GE will be able to access one of world’s fastest supercomputers in order to help advance offshore wind power.
GE Research aerodynamics engineer Jing Li is leading a team that has been granted access to the Summit supercomputer at Oak Ridge National Laboratory (ORNL) in Tennessee, through the US Department of Energy’s competitive Advanced Scientific Computing Research Leadership Computing Challenge programme.
The key focus of the supercomputing project will be to study coastal low-level jets, which produce a distinct wind velocity profile of “potential importance to the design and operation of future wind turbines”.
Using the Summit supercomputer system, the GE team will run simulations to study and inform new ways of controlling and operating offshore turbines to best optimise wind production.
Li said: “The Summit supercomputer will allow our GE team to run computations that would be otherwise impossible.
“This research could dramatically accelerate offshore wind power as the future of clean energy and our path to a more sustainable, safe environment.”

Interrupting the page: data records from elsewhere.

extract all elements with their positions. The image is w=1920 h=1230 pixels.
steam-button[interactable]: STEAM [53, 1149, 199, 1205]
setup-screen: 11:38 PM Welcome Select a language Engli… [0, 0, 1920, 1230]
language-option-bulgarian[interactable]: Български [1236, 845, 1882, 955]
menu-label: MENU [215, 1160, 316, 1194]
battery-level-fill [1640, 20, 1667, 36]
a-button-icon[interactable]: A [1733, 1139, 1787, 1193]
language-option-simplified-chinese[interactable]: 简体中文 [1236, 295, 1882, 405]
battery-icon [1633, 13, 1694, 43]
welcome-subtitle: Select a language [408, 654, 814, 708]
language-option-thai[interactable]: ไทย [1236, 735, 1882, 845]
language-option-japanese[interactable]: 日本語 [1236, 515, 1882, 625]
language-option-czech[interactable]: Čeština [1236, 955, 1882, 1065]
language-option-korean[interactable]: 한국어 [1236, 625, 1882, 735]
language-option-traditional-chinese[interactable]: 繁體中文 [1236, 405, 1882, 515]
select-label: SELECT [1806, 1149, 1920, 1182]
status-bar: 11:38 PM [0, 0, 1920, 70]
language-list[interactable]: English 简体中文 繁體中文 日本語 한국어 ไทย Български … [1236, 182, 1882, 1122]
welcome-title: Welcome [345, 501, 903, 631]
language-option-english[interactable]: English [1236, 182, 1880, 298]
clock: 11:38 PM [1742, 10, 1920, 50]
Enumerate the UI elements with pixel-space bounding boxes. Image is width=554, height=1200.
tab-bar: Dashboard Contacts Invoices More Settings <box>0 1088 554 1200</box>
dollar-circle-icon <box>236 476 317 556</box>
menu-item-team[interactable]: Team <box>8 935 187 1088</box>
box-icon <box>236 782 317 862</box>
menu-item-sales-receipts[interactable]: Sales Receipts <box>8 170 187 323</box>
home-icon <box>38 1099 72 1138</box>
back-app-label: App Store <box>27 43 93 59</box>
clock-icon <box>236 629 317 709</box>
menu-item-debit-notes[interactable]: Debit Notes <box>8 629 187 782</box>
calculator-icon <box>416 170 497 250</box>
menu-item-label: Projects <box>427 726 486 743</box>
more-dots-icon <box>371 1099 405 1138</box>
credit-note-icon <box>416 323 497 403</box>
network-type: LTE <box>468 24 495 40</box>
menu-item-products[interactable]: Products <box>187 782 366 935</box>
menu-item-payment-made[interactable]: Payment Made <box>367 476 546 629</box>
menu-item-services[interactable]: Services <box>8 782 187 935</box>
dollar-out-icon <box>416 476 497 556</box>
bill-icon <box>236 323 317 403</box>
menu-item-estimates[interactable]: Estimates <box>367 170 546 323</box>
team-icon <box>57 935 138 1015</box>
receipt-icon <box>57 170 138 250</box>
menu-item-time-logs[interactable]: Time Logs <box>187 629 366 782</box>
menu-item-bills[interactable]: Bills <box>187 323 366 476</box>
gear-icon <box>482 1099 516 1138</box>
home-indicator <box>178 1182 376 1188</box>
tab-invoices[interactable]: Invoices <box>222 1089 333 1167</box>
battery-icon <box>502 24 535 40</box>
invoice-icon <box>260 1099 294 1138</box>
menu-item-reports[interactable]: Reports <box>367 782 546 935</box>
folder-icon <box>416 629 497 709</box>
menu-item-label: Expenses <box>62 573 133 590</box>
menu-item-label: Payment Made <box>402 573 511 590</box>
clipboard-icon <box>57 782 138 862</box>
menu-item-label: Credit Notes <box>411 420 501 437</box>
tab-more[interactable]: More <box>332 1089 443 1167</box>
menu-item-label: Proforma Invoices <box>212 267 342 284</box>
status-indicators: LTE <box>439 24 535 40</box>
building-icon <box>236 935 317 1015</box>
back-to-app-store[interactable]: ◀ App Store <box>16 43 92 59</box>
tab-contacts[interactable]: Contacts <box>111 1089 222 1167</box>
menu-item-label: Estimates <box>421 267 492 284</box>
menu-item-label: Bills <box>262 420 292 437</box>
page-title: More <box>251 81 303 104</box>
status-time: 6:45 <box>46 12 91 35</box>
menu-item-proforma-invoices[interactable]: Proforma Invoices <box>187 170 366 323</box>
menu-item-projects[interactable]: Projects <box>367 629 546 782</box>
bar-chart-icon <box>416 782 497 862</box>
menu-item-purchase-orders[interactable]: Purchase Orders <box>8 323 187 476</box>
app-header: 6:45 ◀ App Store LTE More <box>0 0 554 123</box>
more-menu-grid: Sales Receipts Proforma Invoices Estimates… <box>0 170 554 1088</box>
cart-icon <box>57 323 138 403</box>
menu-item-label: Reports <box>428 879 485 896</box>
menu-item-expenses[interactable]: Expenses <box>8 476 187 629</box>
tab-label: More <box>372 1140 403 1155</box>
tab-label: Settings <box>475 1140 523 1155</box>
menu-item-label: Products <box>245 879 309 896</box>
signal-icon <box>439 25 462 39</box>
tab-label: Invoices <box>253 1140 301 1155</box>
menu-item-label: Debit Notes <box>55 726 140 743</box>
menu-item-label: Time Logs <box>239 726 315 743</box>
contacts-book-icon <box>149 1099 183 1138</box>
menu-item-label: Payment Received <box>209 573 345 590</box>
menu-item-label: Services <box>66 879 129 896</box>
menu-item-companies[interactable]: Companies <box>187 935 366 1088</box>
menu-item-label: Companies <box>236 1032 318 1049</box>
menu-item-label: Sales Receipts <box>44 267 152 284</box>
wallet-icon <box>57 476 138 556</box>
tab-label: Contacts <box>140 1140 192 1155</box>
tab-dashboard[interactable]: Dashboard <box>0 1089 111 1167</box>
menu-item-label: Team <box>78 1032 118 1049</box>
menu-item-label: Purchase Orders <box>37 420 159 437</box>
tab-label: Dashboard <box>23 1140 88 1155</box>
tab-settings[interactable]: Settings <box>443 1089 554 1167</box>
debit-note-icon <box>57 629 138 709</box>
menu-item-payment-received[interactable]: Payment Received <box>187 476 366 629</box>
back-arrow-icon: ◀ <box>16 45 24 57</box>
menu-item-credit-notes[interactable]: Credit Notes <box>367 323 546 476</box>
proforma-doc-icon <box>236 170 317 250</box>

As part of the project, the GE team will work closely with research teams at NREL and ORNL to advance the ExaWind platform.
ExaWind, one of the applications of the DoE’s Exascale computing project, focuses on the development of computer software to simulate different wind farm and atmospheric flow physics.
These simulations provide crucial insights for engineers and scientists to better understand wind dynamics and their impact on wind farms.
Li said: “Scientists at NREL and ORNL are part of a broader team that have built up a tremendous catalogue of new software code and technical expertise with ExaWind, and we believe our project can discover critical new insights that support and validate this larger effort.”
The ExaWind goal is to establish a virtual wind plant test bed that aids and accelerates the design and control of wind farms.
The Summit supercomputing system’s power capability is equivalent to 70 million iPhone 11s and can help test and solve challenges in energy, artificial intelligence, human health and other research areas.
Li said: “We’re now able to study wind patterns that span hundreds of metres in height across tens of kilometres of territory down to the resolution of airflow over individual turbine blades.
“You simply couldn’t gather and run experiments on this volume and complexity of data without a supercomputer. These simulations allow us to characterise and understand poorly understood phenomena like coastal low-level jets in ways previously not possible.”